Pengalaman
membaca sama halnya dengan pengalaman yang lain. Ada saat pertama kali dalam
hidup, ada pula saat-saat ingin berhenti melakukan Ketika ia sudah menjadi
kebiasaan. Saya juga termasuk orang yang pernah mengalami masa-masa ini dimulai
dari usia Sekolah Dasar. Ketika pertama kali jatuh cinta pada buku berjudul
Albert Einstein, buku cerita bergambar yang dibeli di lapak buku bekas oleh
ayah.
Di
kelas empat SD, teman sekelas ada yang jatuh cinta pada membaca. Dia suka
membaca komik. Berbagai jenis komik ada padanya. Kami memanggilnya Edat. Segala
jenis genre komik pernah dibawa Edat ke sekolah. Awalnya saya diberi pinjam
gratis. Setelah beberapa kali meminjam, dia mulai berbisnis. Komik-komik yang
dia sewa dari tempat penyewaan buku dia sewakan kembali. Uang jajan kami yang
biasa dibarter dengan jajan bu guru di kantin berpindah ke dalam dompet kantung
Winnie the Pooh si Edat.
[Photo: Search by Google] |
Edat
memperkenalkan saya pada komik serial Topeng Kaca, Candy-Candy, Pengantin
Demos, serial cantik, serial misteri, sampai nama-nama komikus Jepang yang
karyanya selalu saya nantikan. Sekarang saya menyadari sesuatu, selain punya
andil meracuni anak kelas empat SD dengan buku, Edat juga membaca bacaan yang
tidak sesuai umur seperti Pengantin Demos. Lucunya, itu baru saya sadari
saat heboh-heboh sastra masuk kurikulum. Tanpa kami sadari, kami sudah membaca
buku-buku yang agak di luar usia kami.
Meskipun
seisi kelas mulai keranjingan membaca, tingkat literasi guru-guru kami di
sekolah lumayan rendah. Bagaimana tidak, mereka hanya melihat Edat melakukan
bisnis penyewaan komik illegal di sekolah tanpa mendapat teguran. Bahkan guru
tidak peduli tentang apa komik yang kami baca. Di mata para guru, komik adalah
bacaan untuk anak-anak karena banyak gambarnya. Pengantin Demos dianggap
setara dengan Doraemon karena itu KOMIK.
Di
masa kecil, kecepatan membaca saya nggak seimbang dengan jumlah uang jajan.
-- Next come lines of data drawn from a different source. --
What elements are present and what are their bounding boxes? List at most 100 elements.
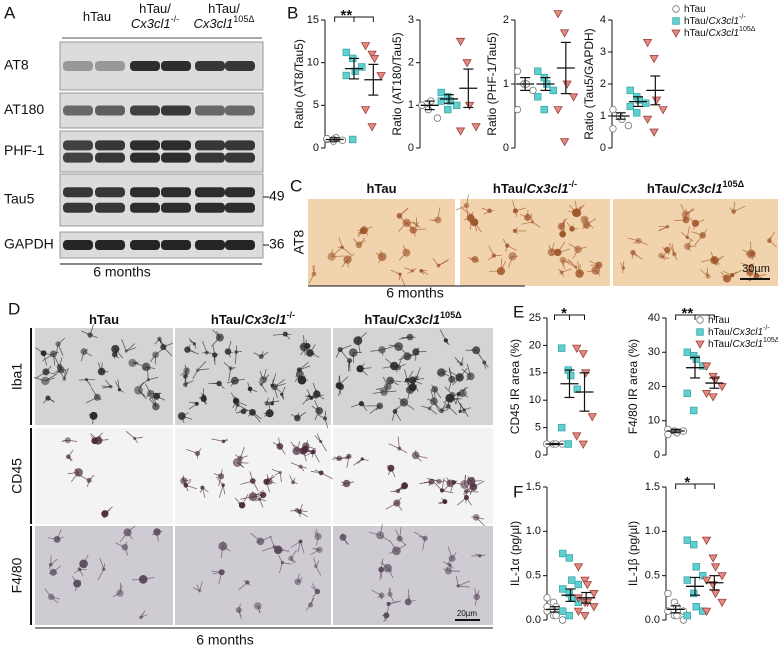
data-point — [561, 30, 569, 37]
data-point — [581, 613, 589, 620]
legend-label: hTau — [684, 4, 706, 15]
data-point — [559, 608, 566, 615]
scale-label: 30µm — [742, 263, 770, 275]
blot-band — [225, 106, 255, 116]
label-part: -/- — [171, 14, 180, 24]
data-point — [642, 100, 649, 107]
blot-band — [225, 140, 255, 150]
blot-band — [161, 203, 191, 213]
data-point — [534, 68, 541, 75]
scale-label: 20µm — [457, 609, 478, 618]
label-part: hTau — [83, 9, 111, 24]
data-point — [567, 372, 574, 379]
y-tick-label: 10 — [307, 57, 319, 69]
data-point — [453, 102, 460, 109]
y-tick-label: 0 — [654, 449, 660, 461]
y-tick-label: 15 — [307, 14, 319, 26]
panel-letter: E — [513, 302, 524, 321]
data-point — [574, 564, 582, 571]
data-point — [673, 6, 680, 13]
blot-band — [161, 187, 191, 197]
significance-label: * — [684, 474, 690, 491]
y-tick-label: 5 — [313, 99, 319, 111]
label-part: Cx3cl1 — [732, 327, 763, 338]
cell-process — [236, 345, 237, 352]
label-part: Cx3cl1 — [708, 28, 739, 39]
data-point — [544, 595, 551, 602]
blot-band — [225, 240, 255, 250]
y-tick-label: 30 — [648, 346, 660, 358]
data-point — [590, 590, 598, 597]
label-part: hTau/ — [708, 327, 733, 338]
data-point — [472, 124, 480, 131]
label-part: Cx3cl1 — [708, 16, 739, 27]
data-point — [559, 617, 566, 624]
data-point — [558, 424, 565, 431]
data-point — [684, 390, 691, 397]
y-tick-label: 1.0 — [645, 525, 660, 537]
blot-band — [225, 187, 255, 197]
blot-band — [195, 240, 225, 250]
blot-footer: 6 months — [93, 264, 151, 280]
cell — [405, 378, 410, 383]
blot-band — [130, 106, 160, 116]
blot-band — [95, 153, 125, 163]
y-tick-label: 0.0 — [526, 614, 541, 626]
data-point — [665, 431, 672, 438]
y-tick-label: 0 — [503, 142, 509, 154]
data-point — [434, 115, 441, 122]
y-tick-label: 0 — [313, 142, 319, 154]
label-part: Cx3cl1 — [194, 16, 234, 31]
y-tick-label: 1.0 — [526, 525, 541, 537]
y-tick-label: 3 — [408, 14, 414, 26]
y-tick-label: 0.0 — [645, 614, 660, 626]
blot-band — [95, 106, 125, 116]
data-point — [718, 599, 726, 606]
data-point — [570, 94, 578, 101]
ihc-header: hTau/Cx3cl1105Δ — [647, 179, 745, 196]
y-tick-label: 0.5 — [526, 570, 541, 582]
panel-letter: F — [513, 482, 523, 501]
data-point — [575, 581, 582, 588]
data-point — [625, 122, 632, 129]
y-tick-label: 0 — [535, 449, 541, 461]
data-point — [343, 72, 350, 79]
data-point — [627, 103, 634, 110]
data-point — [559, 586, 566, 593]
label-part: 105Δ — [722, 179, 744, 189]
cell-process — [325, 411, 326, 419]
data-point — [343, 49, 350, 56]
data-point — [514, 68, 521, 75]
cell — [259, 354, 264, 359]
data-point — [559, 550, 566, 557]
data-point — [534, 94, 541, 101]
data-point — [697, 329, 704, 336]
blot-strip — [60, 131, 263, 172]
y-tick-label: 20 — [529, 339, 541, 351]
y-tick-label: 0.5 — [645, 570, 660, 582]
data-point — [377, 72, 385, 79]
micrograph-row-label: Iba1 — [9, 363, 25, 390]
legend-label: hTau/Cx3cl1-/- — [708, 325, 770, 337]
data-point — [644, 39, 652, 46]
blot-band — [195, 61, 225, 71]
y-axis-label: Ratio (Tau5/GAPDH) — [582, 28, 596, 139]
micrograph — [333, 428, 493, 524]
data-point — [684, 349, 691, 356]
data-point — [693, 603, 700, 610]
label-part: hTau — [708, 315, 730, 326]
data-point — [349, 136, 356, 143]
data-point — [709, 555, 717, 562]
y-axis-label: Ratio (PHF-1/Tau5) — [485, 32, 499, 135]
micrograph — [35, 328, 173, 425]
label-part: hTau/ — [684, 16, 709, 27]
label-part: hTau — [366, 181, 396, 196]
data-point — [659, 107, 667, 114]
data-point — [650, 55, 658, 62]
blot-band — [130, 61, 160, 71]
data-point — [565, 441, 572, 448]
data-point — [627, 87, 634, 94]
data-point — [371, 55, 379, 62]
blot-header: hTau — [83, 9, 111, 24]
label-part: hTau/ — [139, 1, 171, 16]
Uang jajan saya hanya mampu menyewa dua komik dari Edat. Sementara kecanduan
saya sudah parah. Demi mengobati rasa ingin tahu saya, pustaka sekolah adalah
solusi paling bijak. Sayangnya, kondisinya justru kurang bijak.
Bayangkan
saja, tempat yang disebut pustaka itu adalah ruang kepala sekolah yang disekat
dengan empat buah rak buku di sebuah ruang kelas. Empat rak buku ini membentuk
sebuah ruang privasi kepala sekolah. Buku-bukunya tidak banyak, tapi ada satu
rak isinya buku cerita anak-anak. Hanya satu rak saja. Untuk tiap judul
jumlahnya hanya satu saja. Menyedihkan sekali jika mengingat itu perpustakaan
sekolah.
[Photo: Pexels] |
Buku-buku
terbitan Balai Pustaka yang berisi cerita how to tersedia di sana.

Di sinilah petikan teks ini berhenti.